The FT has an excellent article explaining that corporate issuers are now being able to price new bonds off their illiquid secondary-market bond curves, rather than off their (wider) CDS curves. If you have real corporations borrowing real new money off real money investors, it seems, the credit crisis isn’t quite as bad as the secondary-market prices might imply.
Apparently some “sophisticated” investors can’t count. What would you prefer a cash bond that pays X or the same as synthetic bond that pays X+60 bp ?
For a 60bp premium, I’ll take the synthetic. But then again, I don’t mark to market. And the kind of people who buy synthetic bonds are exactly the kind of people who do mark to market – which means that they have to be worried about the deleveraging in the CDS market getting much worse before it gets better.
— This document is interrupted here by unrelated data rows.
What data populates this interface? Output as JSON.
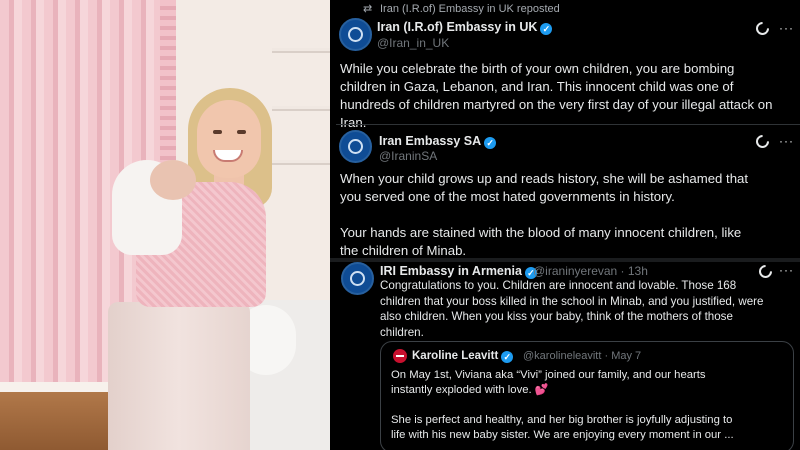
{
  "repost_banner": {
    "text": "Iran (I.R.of) Embassy in UK reposted",
    "icon": "repost-icon"
  },
  "tweets": [
    {
      "name": "Iran (I.R.of) Embassy in UK",
      "handle": "@Iran_in_UK",
      "text": "While you celebrate the birth of your own children, you are bombing\nchildren in Gaza, Lebanon, and Iran. This innocent child was one of\nhundreds of children martyred on the very first day of your illegal attack on\nIran."
    },
    {
      "name": "Iran Embassy SA",
      "handle": "@IraninSA",
      "text": "When your child grows up and reads history, she will be ashamed that\nyou served one of the most hated governments in history.\n\nYour hands are stained with the blood of many innocent children, like\nthe children of Minab."
    },
    {
      "name": "IRI Embassy in Armenia",
      "handle": "@iraninyerevan · 13h",
      "text": "Congratulations to you. Children are innocent and lovable. Those 168\nchildren that your boss killed in the school in Minab, and you justified, were\nalso children. When you kiss your baby, think of the mothers of those\nchildren."
    }
  ],
  "quoted_tweet": {
    "name": "Karoline Leavitt",
    "handle": "@karolineleavitt · May 7",
    "line1": "On May 1st, Viviana aka “Vivi” joined our family, and our hearts",
    "line2": "instantly exploded with love.",
    "heart": "💕",
    "line3": "She is perfect and healthy, and her big brother is joyfully adjusting to\nlife with his new baby sister. We are enjoying every moment in our ..."
  },
  "ui": {
    "more_glyph": "···",
    "verified_glyph": "✓"
  },
  "colors": {
    "background": "#000000",
    "text": "#e7e9ea",
    "muted": "#71767b",
    "verified": "#1d9bf0",
    "avatar": "#0f4c95"
  }
}
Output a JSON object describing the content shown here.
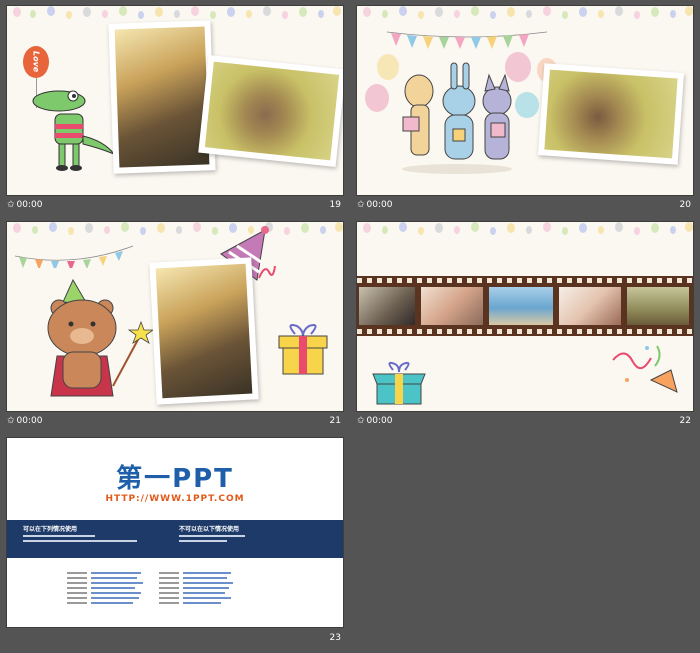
{
  "slides": [
    {
      "number": "19",
      "time": "00:00"
    },
    {
      "number": "20",
      "time": "00:00"
    },
    {
      "number": "21",
      "time": "00:00"
    },
    {
      "number": "22",
      "time": "00:00"
    },
    {
      "number": "23"
    }
  ],
  "slide1": {
    "balloon_text": "Love"
  },
  "credits": {
    "logo": "第一PPT",
    "url": "HTTP://WWW.1PPT.COM",
    "left_title": "可以在下列情况使用",
    "right_title": "不可以在以下情况使用"
  },
  "colors": {
    "background": "#545454",
    "slide_bg": "#fbf7f1",
    "navy": "#1d3a68",
    "logo_blue": "#1f5ea8",
    "url_orange": "#e05a1a"
  }
}
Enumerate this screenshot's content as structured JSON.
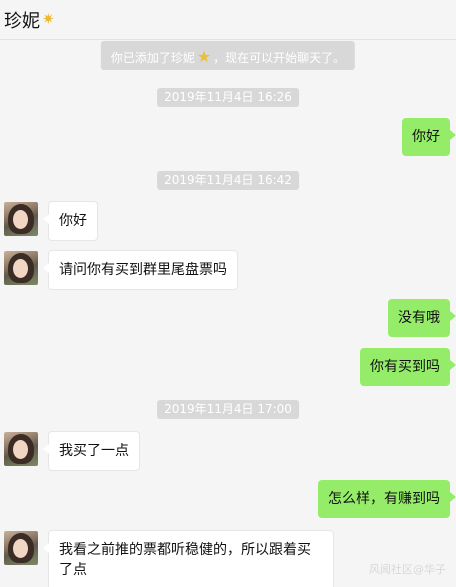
{
  "header": {
    "title": "珍妮",
    "title_icon": "star-icon"
  },
  "system_notice": {
    "before": "你已添加了珍妮",
    "after": "，现在可以开始聊天了。"
  },
  "timestamps": [
    "2019年11月4日 16:26",
    "2019年11月4日 16:42",
    "2019年11月4日 17:00"
  ],
  "messages": [
    {
      "side": "out",
      "text": "你好"
    },
    {
      "side": "in",
      "text": "你好"
    },
    {
      "side": "in",
      "text": "请问你有买到群里尾盘票吗"
    },
    {
      "side": "out",
      "text": "没有哦"
    },
    {
      "side": "out",
      "text": "你有买到吗"
    },
    {
      "side": "in",
      "text": "我买了一点"
    },
    {
      "side": "out",
      "text": "怎么样，有赚到吗"
    },
    {
      "side": "in",
      "text": "我看之前推的票都听稳健的，所以跟着买了点"
    }
  ],
  "watermark": "风闻社区@华子",
  "colors": {
    "background": "#f5f5f5",
    "out_bubble": "#95ec69",
    "in_bubble": "#ffffff",
    "system": "#d8d8d8"
  }
}
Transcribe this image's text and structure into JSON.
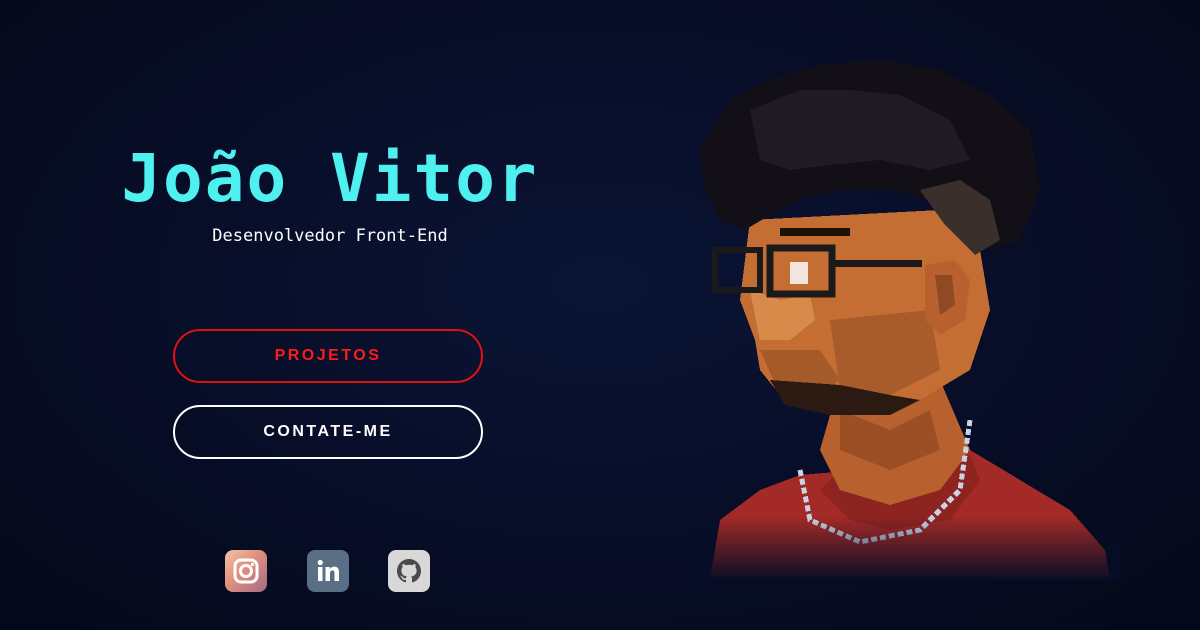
{
  "hero": {
    "name": "João Vitor",
    "role": "Desenvolvedor Front-End"
  },
  "actions": {
    "projects_label": "PROJETOS",
    "contact_label": "CONTATE-ME"
  },
  "social": [
    {
      "icon": "instagram-icon"
    },
    {
      "icon": "linkedin-icon"
    },
    {
      "icon": "github-icon"
    }
  ],
  "colors": {
    "background": "#070d26",
    "name_accent": "#4ff0f0",
    "projects_accent": "#ff1a1a",
    "contact_border": "#ffffff"
  }
}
Besides, the arbitrage plays here aren’t easy: they involve not only writing protection (that’s the easy bit) but also shorting cash bonds. And with margin requirements where they are, and hedge funds’ cost of capital spiking sharply, the cost of shorting those bonds could be very high indeed. Remember that’s why the CDS market became so big in the first place: it’s vastly easier to buy credit protection than it is to short a bond.
Basically, the market is in turmoil – which is why the Fed is stepping in with a large bump in the amount of liquidity it’s providing to the banking system. The liquidity won’t bring bond spreads and CDS spreads in line overnight, but it will help at the margin. In the mean time, prices are driven by the fact that there are a lot of forced sellers, and precious few willing buyers. They’re not driven by investors who know more than you do about credit risk, pace Brad DeLong, who worries that "somebody knows something and wants to be your counterparty".
No one thinks there’s an efficient market in credit right now, and even Andrew Lahde has stopped putting on new short positions because the cost of doing so is too high. A year ago, credit was too cheap. Now, it’s too expensive. The big unknown is not whether spreads will tighten back in, but when.